Bazı solcu geçinenlerimizin "kulüpçülük" merakı öteden beri
ilgimi çekmiştir.
Spor kulübü demedik, "sosyal" kulüp.
İsterseniz "burjuva kulübü" diyelim.
Halkın yaklaşması kesinlikle yasaktır.
Bu ülkenin en namlı komünistlerinin "aristokratlar" ya da aynı
hesaba gelen "yüksek bürokrasi" arasından çıkmalarının da ilgimi
çektiği gibi.
Biri TKP eğilimli, biri Maocu iki gazeteci ve yayıncı tanımıştım,
ikisi de zengin birer toprak ağasıydı... Biri kuzeyde biri
güneyde.
Biri öldü, öteki yıllardır ortalıkta görünmüyor.

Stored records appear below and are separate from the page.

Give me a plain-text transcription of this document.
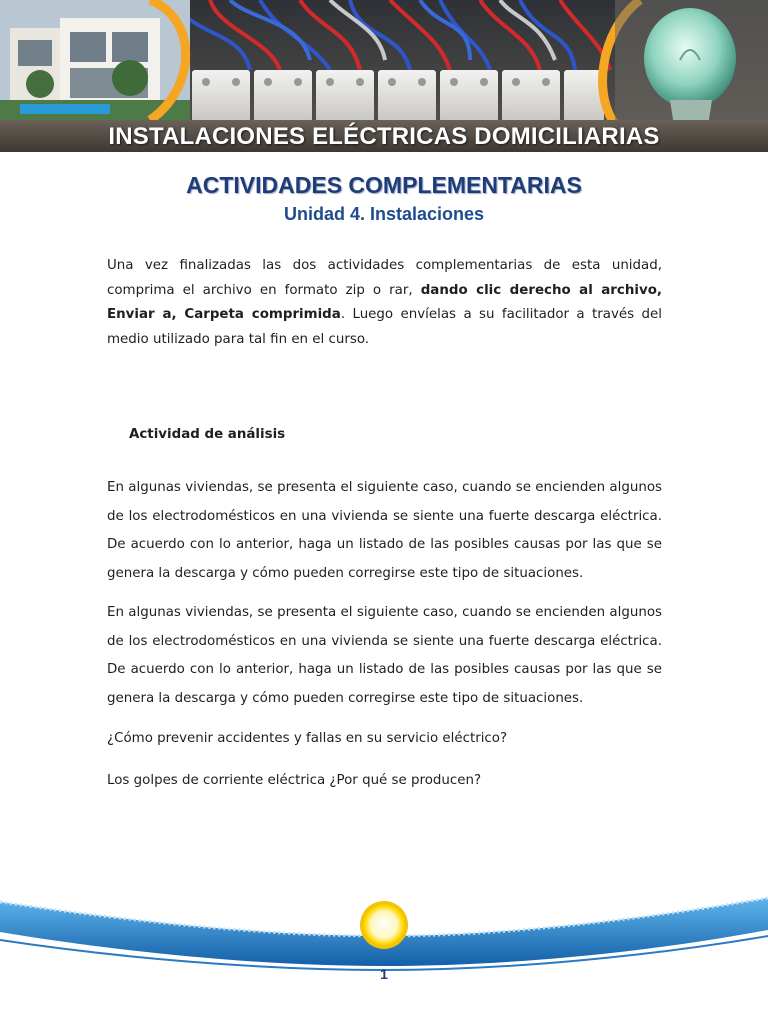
INSTALACIONES ELÉCTRICAS DOMICILIARIAS
ACTIVIDADES COMPLEMENTARIAS
Unidad 4. Instalaciones
Una vez finalizadas las dos actividades complementarias de esta unidad, comprima el archivo en formato zip o rar, dando clic derecho al archivo, Enviar a, Carpeta comprimida. Luego envíelas a su facilitador a través del medio utilizado para tal fin en el curso.
Actividad de análisis
En algunas viviendas, se presenta el siguiente caso, cuando se encienden algunos de los electrodomésticos en una vivienda se siente una fuerte descarga eléctrica. De acuerdo con lo anterior, haga un listado de las posibles causas por las que se genera la descarga y cómo pueden corregirse este tipo de situaciones.
En algunas viviendas, se presenta el siguiente caso, cuando se encienden algunos de los electrodomésticos en una vivienda se siente una fuerte descarga eléctrica. De acuerdo con lo anterior, haga un listado de las posibles causas por las que se genera la descarga y cómo pueden corregirse este tipo de situaciones.
¿Cómo prevenir accidentes y fallas en su servicio eléctrico?
Los golpes de corriente eléctrica ¿Por qué se producen?
1
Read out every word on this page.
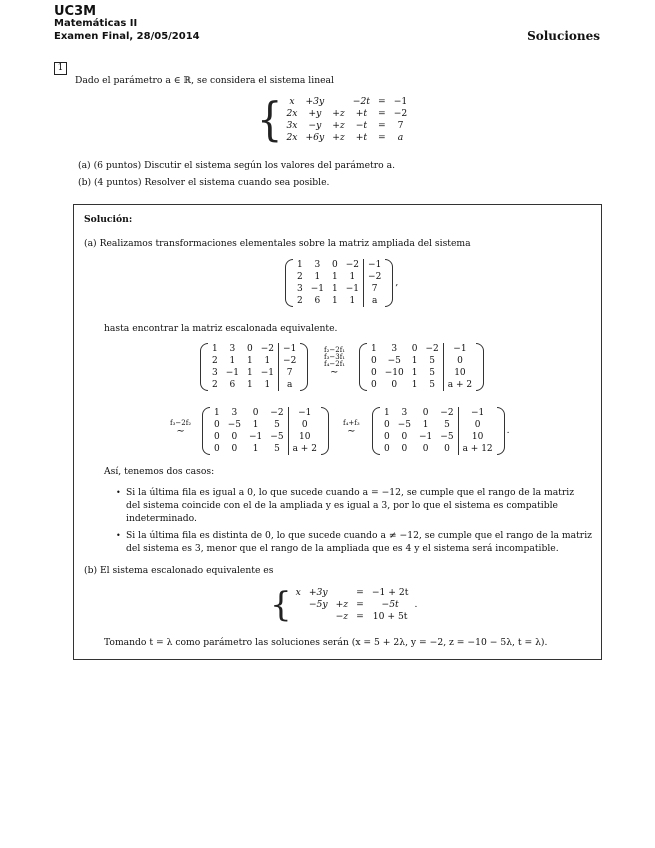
UC3M
Matemáticas II
Examen Final, 28/05/2014	Soluciones
1
Dado el parámetro a ∈ ℝ, se considera el sistema lineal
{ x	+3y		−2t	=	−1
2x	+y	+z	+t	=	−2
3x	−y	+z	−t	=	7
2x	+6y	+z	+t	=	a
(a) (6 puntos) Discutir el sistema según los valores del parámetro a.
(b) (4 puntos) Resolver el sistema cuando sea posible.
Solución:
(a) Realizamos transformaciones elementales sobre la matriz ampliada del sistema
1	3	0	−2	−1
2	1	1	1	−2
3	−1	1	−1	7
2	6	1	1	a
,
hasta encontrar la matriz escalonada equivalente.
1	3	0	−2	−1
2	1	1	1	−2
3	−1	1	−1	7
2	6	1	1	a
f₂−2f₁
f₃−3f₁
f₄−2f₁
∼
1	3	0	−2	−1
0	−5	1	5	0
0	−10	1	5	10
0	0	1	5	a + 2
f₃−2f₂
∼
1	3	0	−2	−1
0	−5	1	5	0
0	0	−1	−5	10
0	0	1	5	a + 2
f₄+f₃
∼
1	3	0	−2	−1
0	−5	1	5	0
0	0	−1	−5	10
0	0	0	0	a + 12
.
Así, tenemos dos casos:
• Si la última fila es igual a 0, lo que sucede cuando a = −12, se cumple que el rango de la matriz
del sistema coincide con el de la ampliada y es igual a 3, por lo que el sistema es compatible
indeterminado.
• Si la última fila es distinta de 0, lo que sucede cuando a ≠ −12, se cumple que el rango de la matriz
del sistema es 3, menor que el rango de la ampliada que es 4 y el sistema será incompatible.
(b) El sistema escalonado equivalente es
{ x	+3y		=	−1 + 2t
	−5y	+z	=	−5t
		−z	=	10 + 5t
.
Tomando t = λ como parámetro las soluciones serán (x = 5 + 2λ, y = −2, z = −10 − 5λ, t = λ).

Bu kulüpler, sosyal mosyal tabii de, esas olarak
"adı konulmamış kumarhane" gibi görev
yaptılar.
Tophane'de barbut atan gariban derdest edilip götürülüyordu
ama bunlara karışılamıyordu.
Canım arada denize giren, tenis menis oynayan da vardı
tabii.
Daha önce İttihat ve Terakki'nin, sonradan CHP'nin üst
kademesi de buralarda tüccar ve sanayiciyle
"bütünleşir", halleşirdi... Emekli generaller ve
hariciyeciler de bu tür kulüplere büyük "teveccüh"
gösterirler.
Sonra bunu DP, sonra da AP devraldı ama temel özellik
değişmedi:
Kodamanların kendilerini halktan ayırma köşeleri... Koruma
duvarları da yüksek "aidatla" çekilmiş, mason locası
gibi "tavsiyeyle" girilen, kurtarılmış
bölgeler...
Ona bakarsanız, biri romancı biri gazeteci, ülkemizin en önde
gelen iki isminin mason olmaları da ilgimi çok
çekmiştir.
Şimdi ikisi de rahmetli oldular. İkisi de solcuydu
tabii.
Bu ülkenin soluna bir tarafımla gülmem oralardan
başlar...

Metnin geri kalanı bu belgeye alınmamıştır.